Ele a amava. Quanto a isso não tinha dúvida. E entendia que se ela o amasse,
aceitaria o que ele lhe podia oferecer. Naquele momento, preocupado com o
futuro, ele não desejava aumentar as despesas.
Sentou-se novamente pensativo. O que ele precisava era falar com ela.
Colocar as cartas na mesa. Se ela o amasse mesmo, saberia esperar com calma
até que a solução ideal aparecesse.
Qual seria a solução ideal para ele? Casar-se com ela? Sentiu leve repulsa.
Não gostaria de casar-se de novo. Mas diante da necessidade dos filhos, poderia
até sacrificar-se.
Contudo, já percebera que Eunice não havia se entusiasmado com a idéia de  assumir sua família. Reconhecia que mulher como Elisa, era difícil. Tão
dedicada! Ao lado dela sua vida sempre correra fácil, tudo em ordem, no lugar.
Ela até parecia mágica. Conseguia cuidar das crianças, da casa, da comida,
de tudo e estava sempre pronta e alegre quando ele chegava. Nunca se queixava.
Ele nunca mais encontraria outra igual a ela. Em todo caso, ela se fora e ele
ficara. Era um mal sem remédio. Tinha que conformar-se.
Lembrou-se que Olívia falara qualquer coisa sobre uma empregada.

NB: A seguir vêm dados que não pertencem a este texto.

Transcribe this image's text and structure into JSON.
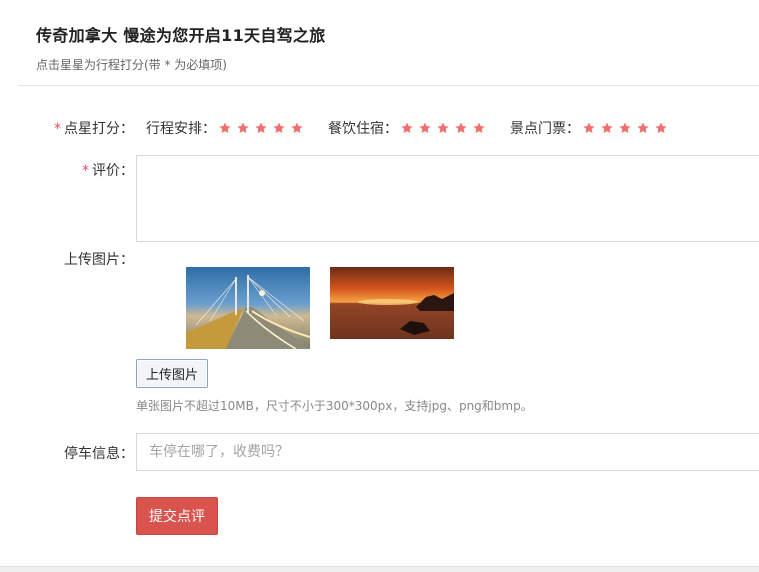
{
  "header": {
    "title": "传奇加拿大 慢途为您开启11天自驾之旅",
    "subtitle": "点击星星为行程打分(带 * 为必填项)"
  },
  "form": {
    "required_mark": "*",
    "rating": {
      "label": "点星打分：",
      "categories": [
        {
          "label": "行程安排：",
          "stars": 5
        },
        {
          "label": "餐饮住宿：",
          "stars": 5
        },
        {
          "label": "景点门票：",
          "stars": 5
        }
      ],
      "star_color": "#ef6f6f"
    },
    "review": {
      "label": "评价：",
      "value": ""
    },
    "upload": {
      "label": "上传图片：",
      "button_label": "上传图片",
      "note": "单张图片不超过10MB，尺寸不小于300*300px，支持jpg、png和bmp。"
    },
    "parking": {
      "label": "停车信息：",
      "placeholder": "车停在哪了，收费吗？"
    },
    "submit_label": "提交点评"
  },
  "colors": {
    "accent": "#d9534f",
    "required": "#e84d5b"
  }
}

Preocupou-se. Por que não lhe perguntara o salário? Aquela irresponsável bem
podia ter contratado a moça por uma fortuna. Afinal, o dinheiro não era dela. Era
ele quem teria que pagar!
Precisava ver isso antes que fosse tarde. Telefonaria a Eunice e não iria
jantar com ela naquela noite. Estava cansado. Iria para casa e tentaria tomar as
rédeas da situação.
Olívia lhe dissera que ficaria apenas uma semana e já fazia mais de quinze
dias que ela estava lá.
Durante esse tempo, eles quase não se viram. Ele lhe dissera que comeria
fora para aliviar o trabalho em casa. Almoçava em restaurante e à noite jantava
com Eunice, chegando em casa sempre muito tarde, quando todos estavam
dormindo.
Nos primeiros dias, no café da manhã, tentara aproximar-se dos filhos, mas
eles, sempre agarrados a Olívia, não se mostraram afetivos. Por isso, ele saía
logo e mal os via.
Olívia olhava-o com ar de reprovação. E uma vez o criticara
por isso. Mas ele não lhe dera atenção. Quando ela se fosse, ele teria os filhos
só para si e poderia reconquistá-los. Tinha a certeza de que conseguiria.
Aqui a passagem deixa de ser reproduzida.